Kampta sadece karbonhidrat sayımı, insulin dozlarının ayarlanmasını, insülin enjeksiyon teknikleri öğrenmedim. Kampta; Diyabetli diyabet hemşiresi (Ebru Ercanlı), diyabetli diyetisyen (Nevin Özyurt Avhan), diyabetli diyabet doktoru (Oğuzhan Deyneli) olması beni hayata bir ilmek daha bağlamıştı. Sanki herkes diyabetliydi.
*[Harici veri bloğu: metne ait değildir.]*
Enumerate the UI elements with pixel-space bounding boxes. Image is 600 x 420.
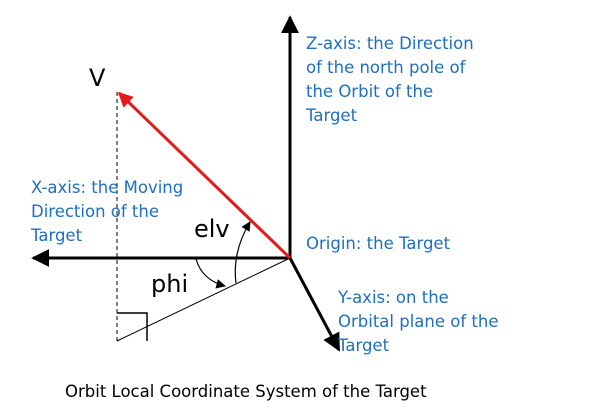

Garipti ama öyle gibiydi. Senelerdir “Diyabetle yaşanılabilir” teması vurgulanıyordu her yerde. Zaten öyle yada böyle 15 yıldır diyabetle yaşıyordum. Ben orda diyabetle sağlıklı yaşanılabileceğini öğrendim. Farklı bir büyüsü vardı bu kampın. Sanki daha önce kaybettiğim kardeşlerimi bulmuş gibi hissettim kendimi. Yalnız olmadığımı da tabi ki. Eskiden küçücük olan bendim ama şimdi karşımda her şey küçülmüştü bir anda. Hedeflerim büyüdü , amaçlarım çoğaldı. Şimdi sorsalar “diyabet bir yaşam tarzı benim için” derim. Kamptan sonra ısrarla düşünmeye devam ettiğim tek bir şey vardı : Hiçbir şey artık eskisi gibi olmayacaktı, çünkü her geçen gün bir diğerinden daha iyi olacaktı. Kamp bana da diyabetimle arkadaş olmayı öğretti. Orada özgüvenimi yeniden kazandım ve bunun hayatım için ne kadar önemli olduğunu anladım. Şimdi diyabetimle 17. yılımızın içindeyiz; onunla kavga etmeyi bıraktığım için mutlu olduğumu söylemek isterim bütün diyabetli kardeşlerime ve bu yazıyı okuyan herkese.